Patient’s Decree: “A New Law!” or “Will Dying Become a Process?”

On September, 1st, a new legislation became effective: the Third Amendment of the Medical Assistance Law. Now, patient’s decrees will only be valid if made in the form of writing and signed by the author himself through writing his name or putting a notarized symbol underneath.

Everything is supposed to get easier – where it actually gets more complicated. The new law is supposed to give you more autonomy by permitting you to decide which sort of death you want to die when the time comes. You can now commit other people to act according to your last wish.

The magic word is: “Patient’s Decree“.

As all legislation, the law is neither clear nor simple. In order to solve this problem, brochures helping how to apply the law can be obtained. They contain pre-formulated forms and text elements for the various death scenarios. What is even more practical: you can download them.
Simple “use cases” help when it comes to writing your decree. By simply putting a cross at the right place or combining individual elements, you can decree what you want to happen. For example, you can pre-arrange what treatment you wish in case of your falling into a coma or suffering from an incurable disease. Your individual death is treated like a common business process.

Numerous advice is given:

When writing a patient’s decree, you should not come up with your own text. Instead, you had better adhere to the pre-arranged elements and forms. Due to the difficult legal situation, writing your own text without a professional consultant might easily make the entire decree invalid.

Besides, you should also seek the help of a competent advisor, perhaps the family doctor or the pastor. They might also be a good choice of trustee if you have no children or family of your own.

Not to mention that you should revise your patient’s decree every other year. Your individual experiences during that time will have made the regulations written down in your decree obsolete after that time.

These are all things I can understand. After all, if I had written a patient’s decree when I was 20, I certainly would by now have forgotten what I wrote at the time. Besides, when I was 20, the idea that life after 40 might still be worth living was strange to me. And I consider it preposterous to assume that I might now know what will be my wishes at the time of death.

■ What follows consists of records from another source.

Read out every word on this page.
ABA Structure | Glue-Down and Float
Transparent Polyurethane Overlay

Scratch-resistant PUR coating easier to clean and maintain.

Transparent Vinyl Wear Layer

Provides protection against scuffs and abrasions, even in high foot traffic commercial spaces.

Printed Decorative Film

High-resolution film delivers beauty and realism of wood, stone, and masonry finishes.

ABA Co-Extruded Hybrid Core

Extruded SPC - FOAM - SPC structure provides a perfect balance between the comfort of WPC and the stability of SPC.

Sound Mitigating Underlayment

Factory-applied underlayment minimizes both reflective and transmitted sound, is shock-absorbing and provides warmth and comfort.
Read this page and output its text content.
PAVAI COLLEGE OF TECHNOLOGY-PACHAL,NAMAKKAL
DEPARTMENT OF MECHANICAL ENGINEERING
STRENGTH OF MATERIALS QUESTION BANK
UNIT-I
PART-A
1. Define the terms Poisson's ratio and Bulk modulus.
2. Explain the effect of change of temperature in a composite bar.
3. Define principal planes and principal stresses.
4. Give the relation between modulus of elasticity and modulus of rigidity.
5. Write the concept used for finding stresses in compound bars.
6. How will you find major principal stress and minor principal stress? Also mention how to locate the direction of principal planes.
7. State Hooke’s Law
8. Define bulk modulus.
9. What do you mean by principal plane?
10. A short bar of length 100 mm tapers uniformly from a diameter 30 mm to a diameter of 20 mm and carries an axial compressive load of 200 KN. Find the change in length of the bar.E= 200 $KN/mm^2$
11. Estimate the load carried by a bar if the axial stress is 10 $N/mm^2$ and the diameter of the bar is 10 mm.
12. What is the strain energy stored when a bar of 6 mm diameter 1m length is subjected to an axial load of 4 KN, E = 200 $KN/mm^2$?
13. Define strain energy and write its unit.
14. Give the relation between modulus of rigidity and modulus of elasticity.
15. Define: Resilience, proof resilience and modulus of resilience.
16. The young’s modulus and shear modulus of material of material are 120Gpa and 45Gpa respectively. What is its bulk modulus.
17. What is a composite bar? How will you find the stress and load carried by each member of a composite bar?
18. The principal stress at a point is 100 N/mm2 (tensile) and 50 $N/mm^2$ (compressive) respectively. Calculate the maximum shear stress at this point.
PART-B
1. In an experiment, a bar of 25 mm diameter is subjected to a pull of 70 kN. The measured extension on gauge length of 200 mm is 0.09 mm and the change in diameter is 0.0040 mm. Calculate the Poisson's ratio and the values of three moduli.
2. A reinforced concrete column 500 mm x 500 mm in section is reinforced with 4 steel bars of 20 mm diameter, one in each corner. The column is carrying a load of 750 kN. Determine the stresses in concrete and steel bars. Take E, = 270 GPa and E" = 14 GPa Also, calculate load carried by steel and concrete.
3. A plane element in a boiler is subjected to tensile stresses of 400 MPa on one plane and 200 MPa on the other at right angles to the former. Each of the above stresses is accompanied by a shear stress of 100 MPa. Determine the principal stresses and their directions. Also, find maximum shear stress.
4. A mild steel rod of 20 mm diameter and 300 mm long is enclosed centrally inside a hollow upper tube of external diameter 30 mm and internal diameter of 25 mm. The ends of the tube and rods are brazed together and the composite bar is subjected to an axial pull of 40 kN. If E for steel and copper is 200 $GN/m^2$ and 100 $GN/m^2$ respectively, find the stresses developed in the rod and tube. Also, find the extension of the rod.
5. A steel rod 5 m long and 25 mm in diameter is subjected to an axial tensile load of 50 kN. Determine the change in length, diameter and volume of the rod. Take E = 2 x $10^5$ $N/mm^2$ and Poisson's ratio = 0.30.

But I regret that I am supposed to define my death like a process. Maybe the next thing is that I will have to follow an ISO norm when doing it.

All I want is for those people and doctors who will (hopefully) accompany me on my last way to conduct life-preserving procedures only after an ethically responsible weighing of values. What I want to prevent by all means is that their decisions be motivated by economical interests.

Dying is perhaps the last event we experience. And death should be something sacred that must not be simplified and become a “use case“. I am afraid all these well-meant laws will (again) be pointless.

RMD
(Translated by EG)

P.S.
The brochures can be downloaded from the internet, but you can also buy them in a bookshop (I think they cost 3.90 Euros).
;-)Now I wonder what receipt number the family doctor will have to enter on the health insurance form in order to charge “patient’s decree counselling over a time-span of two years” and how much money our “Health Fond” will provide for this additional medical care.